There was a profile in the New Yorker of a clinical psychologist who fell for it. There are people who, for whatever reason, are either desperate or have the idea that they deserve to inherit a lot of money. But there are a lot of scams that are much less obvious than that one, selecting for the people who are most naive about it. I think the key insight there is that we tend to assume that only gullible people fall for this stuff. That is fundamentally wrong. We all fall for this stuff if it’s framed in the right way.

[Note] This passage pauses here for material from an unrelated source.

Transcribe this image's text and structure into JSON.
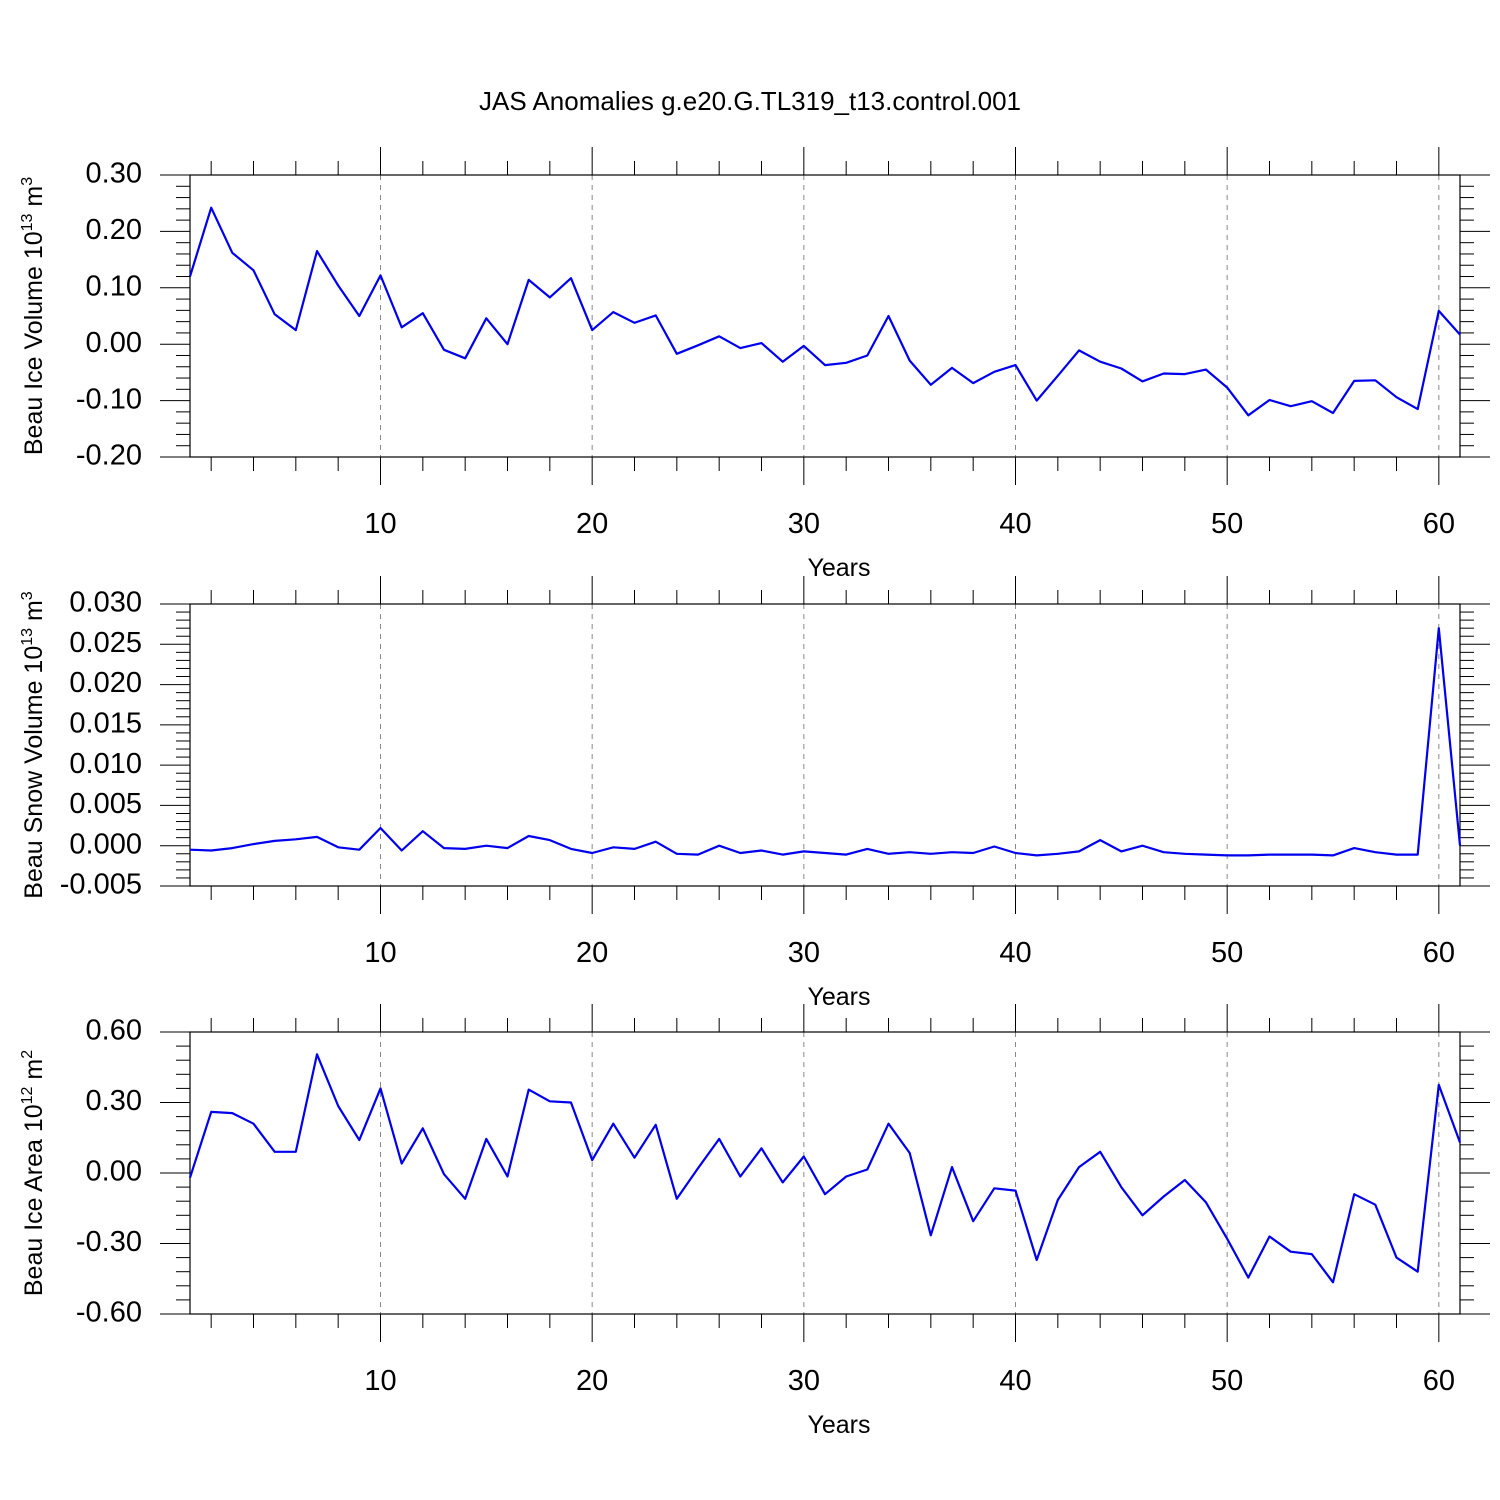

Christopher Chabris: I don’t think they’re necessarily people who always want to believe. I think it really depends on the situation. Some people might want to believe that they can strike it rich in crypto, but they would never fall for a Nigerian email or, for that matter, they might not fall for a traditional Ponzi scheme because they don’t believe in fiat money or the stock market. Going back to the Invisible Gorilla, one thing we noticed was a lot of people would ask us, “What’s the difference between the people who noticed the gorilla and the people who didn’t notice the gorilla?” The answer is, well, some of them happened to notice it and some of them didn’t. It’s not an IQ or personality test. So in the case of the Nigerian email, there might’ve been something going on in that guy’s life at that moment when he got that email that maybe led him to initially accept the premise as true, even though he knew it seemed kind of weird. Then, he got committed to the idea once he started interacting with these people.
Christopher Chabris
So one of our principles is commitment: the idea that if you accept something as true and you don’t question it anymore, then all kinds of bad decisions and bad outcomes can flow from that. So, if you somehow actually get convinced that these guys in Nigeria are real, that can explain the bad decisions you make after that. I think there’s a lot of unpredictableness about it. We all need to understand how these things work. We might think it sounds crazy and we would never fall for it, but we might if it was a different scam at a different time.